CVE-2023-54284

Root

Cause

The vulnerability resides in the write_ts_to_decoder() function of the av7110 media driver. The function receives a buffer from user space via ts_play(), where the byte at offset 4 (buf[4]) is controlled by the caller. This value is used in a length calculation: len - (buf[4] + 1) - 4. Without proper validation, a large buf[4] (up to 255) can cause the subtraction to wrap around, resulting in a negative len value passed to av7110_ipack_instant_repack() [1].

Exploitation

Surface

An attacker with the ability to send TS (transport stream) data to the av7110 device — typically requiring local access or the ability to interact with the DVB subsystem — can craft a malicious ts_play() call with a large buf[4] value [1]. The attack does not require elevated privileges beyond the ability to open the device file and write to it. The negative length argument could trigger undefined behavior in the downstream packet processor, potentially leading to memory corruption or a denial-of-service condition.

Impact

Successful exploitation may result in a kernel crash (denial of service) or, depending on how the negative length is interpreted by av7110_ipack_instant_repack(), memory corruption that could be leveraged for further compromise.

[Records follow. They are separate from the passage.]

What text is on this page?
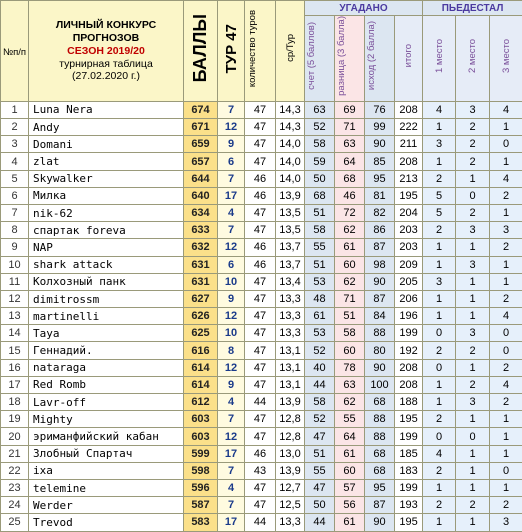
№п/п	ЛИЧНЫЙ КОНКУРС
ПРОГНОЗОВ
СЕЗОН 2019/20
турнирная таблица
(27.02.2020 г.)	БАЛЛЫ	ТУР 47	количество туров	ср/Тур	УГАДАНО				ПЬЕДЕСТАЛ		
						счет (5 баллов)	разница (3 балла)	исход (2 балла)	итого	1 место	2 место	3 место
1	Luna Nera	674	7	47	14,3	63	69	76	208	4	3	4
2	Andy	671	12	47	14,3	52	71	99	222	1	2	1
3	Domani	659	9	47	14,0	58	63	90	211	3	2	0
4	zlat	657	6	47	14,0	59	64	85	208	1	2	1
5	Skywalker	644	7	46	14,0	50	68	95	213	2	1	4
6	Милка	640	17	46	13,9	68	46	81	195	5	0	2
7	nik-62	634	4	47	13,5	51	72	82	204	5	2	1
8	спартак foreva	633	7	47	13,5	58	62	86	203	2	3	3
9	NAP	632	12	46	13,7	55	61	87	203	1	1	2
10	shark attack	631	6	46	13,7	51	60	98	209	1	3	1
11	Колхозный панк	631	10	47	13,4	53	62	90	205	3	1	1
12	dimitrossm	627	9	47	13,3	48	71	87	206	1	1	2
13	martinelli	626	12	47	13,3	61	51	84	196	1	1	4
14	Taya	625	10	47	13,3	53	58	88	199	0	3	0
15	Геннадий.	616	8	47	13,1	52	60	80	192	2	2	0
16	nataraga	614	12	47	13,1	40	78	90	208	0	1	2
17	Red Romb	614	9	47	13,1	44	63	100	208	1	2	4
18	Lavr-off	612	4	44	13,9	58	62	68	188	1	3	2
19	Mighty	603	7	47	12,8	52	55	88	195	2	1	1
20	эриманфийский кабан	603	12	47	12,8	47	64	88	199	0	0	1
21	Злобный Спартач	599	17	46	13,0	51	61	68	185	4	1	1
22	ixa	598	7	43	13,9	55	60	68	183	2	1	0
23	telemine	596	4	47	12,7	47	57	95	199	1	1	1
24	Werder	587	7	47	12,5	50	56	87	193	2	2	2
25	Trevod	583	17	44	13,3	44	61	90	195	1	1	3
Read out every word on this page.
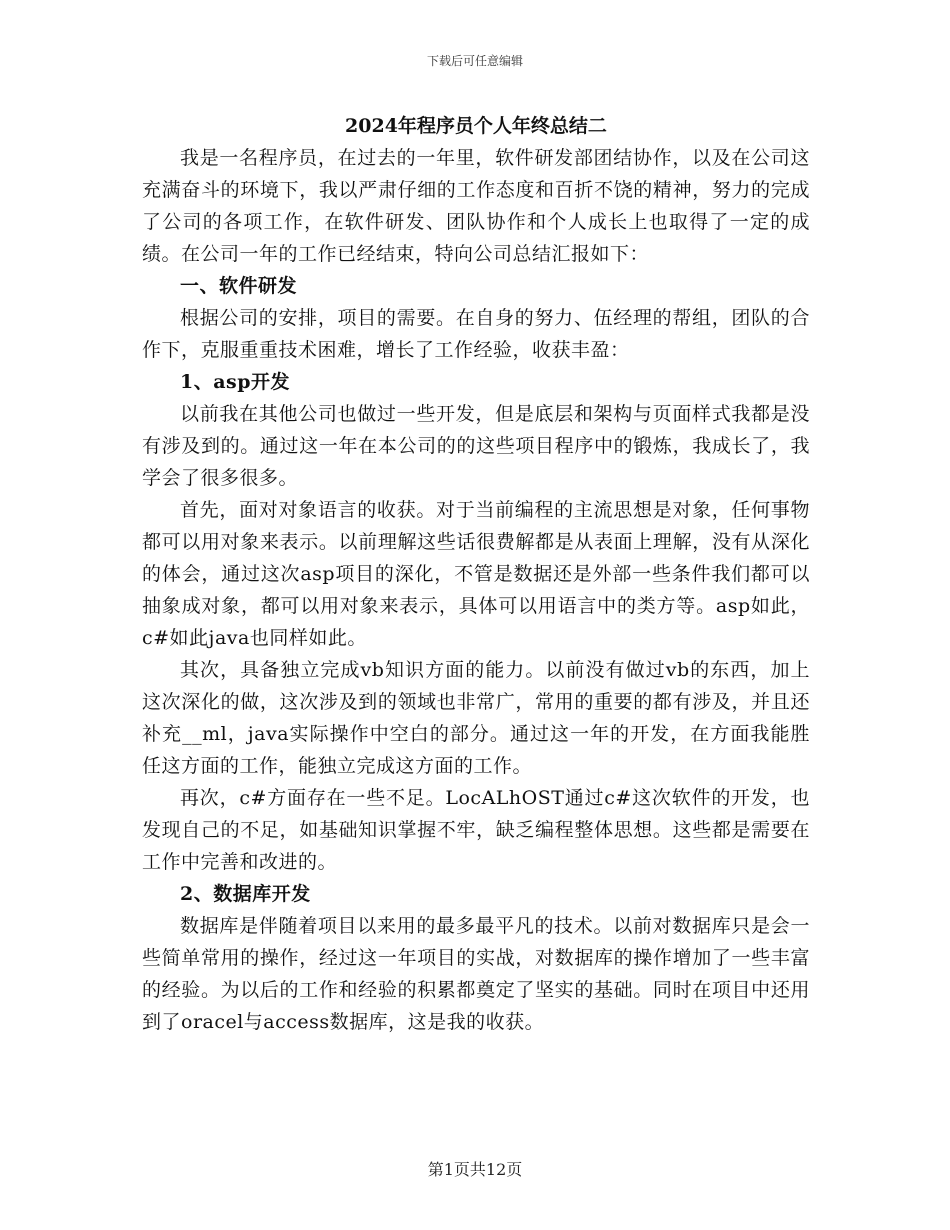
下载后可任意编辑
2024年程序员个人年终总结二

我是一名程序员，在过去的一年里，软件研发部团结协作，以及在公司这充满奋斗的环境下，我以严肃仔细的工作态度和百折不饶的精神，努力的完成了公司的各项工作，在软件研发、团队协作和个人成长上也取得了一定的成绩。在公司一年的工作已经结束，特向公司总结汇报如下：

一、软件研发

根据公司的安排，项目的需要。在自身的努力、伍经理的帮组，团队的合作下，克服重重技术困难，增长了工作经验，收获丰盈：

1、asp开发

以前我在其他公司也做过一些开发，但是底层和架构与页面样式我都是没有涉及到的。通过这一年在本公司的的这些项目程序中的锻炼，我成长了，我学会了很多很多。

首先，面对对象语言的收获。对于当前编程的主流思想是对象，任何事物都可以用对象来表示。以前理解这些话很费解都是从表面上理解，没有从深化的体会，通过这次asp项目的深化，不管是数据还是外部一些条件我们都可以抽象成对象，都可以用对象来表示，具体可以用语言中的类方等。asp如此，c#如此java也同样如此。

其次，具备独立完成vb知识方面的能力。以前没有做过vb的东西，加上这次深化的做，这次涉及到的领域也非常广，常用的重要的都有涉及，并且还补充__ml，java实际操作中空白的部分。通过这一年的开发，在方面我能胜任这方面的工作，能独立完成这方面的工作。

再次，c#方面存在一些不足。LocALhOST通过c#这次软件的开发，也发现自己的不足，如基础知识掌握不牢，缺乏编程整体思想。这些都是需要在工作中完善和改进的。

2、数据库开发

数据库是伴随着项目以来用的最多最平凡的技术。以前对数据库只是会一些简单常用的操作，经过这一年项目的实战，对数据库的操作增加了一些丰富的经验。为以后的工作和经验的积累都奠定了坚实的基础。同时在项目中还用到了oracel与access数据库，这是我的收获。

第1页共12页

The advisory notes that it is unclear whether a negative length causes anything "bad" but confirms it is not best practice and the patch prevents the underflow [1].

Mitigation

The fix was applied to the Linux kernel stable trees in commits [1][2][3][4]. Users should update to a kernel version containing the patch. No workaround is available other than limiting local access to the av7110 device.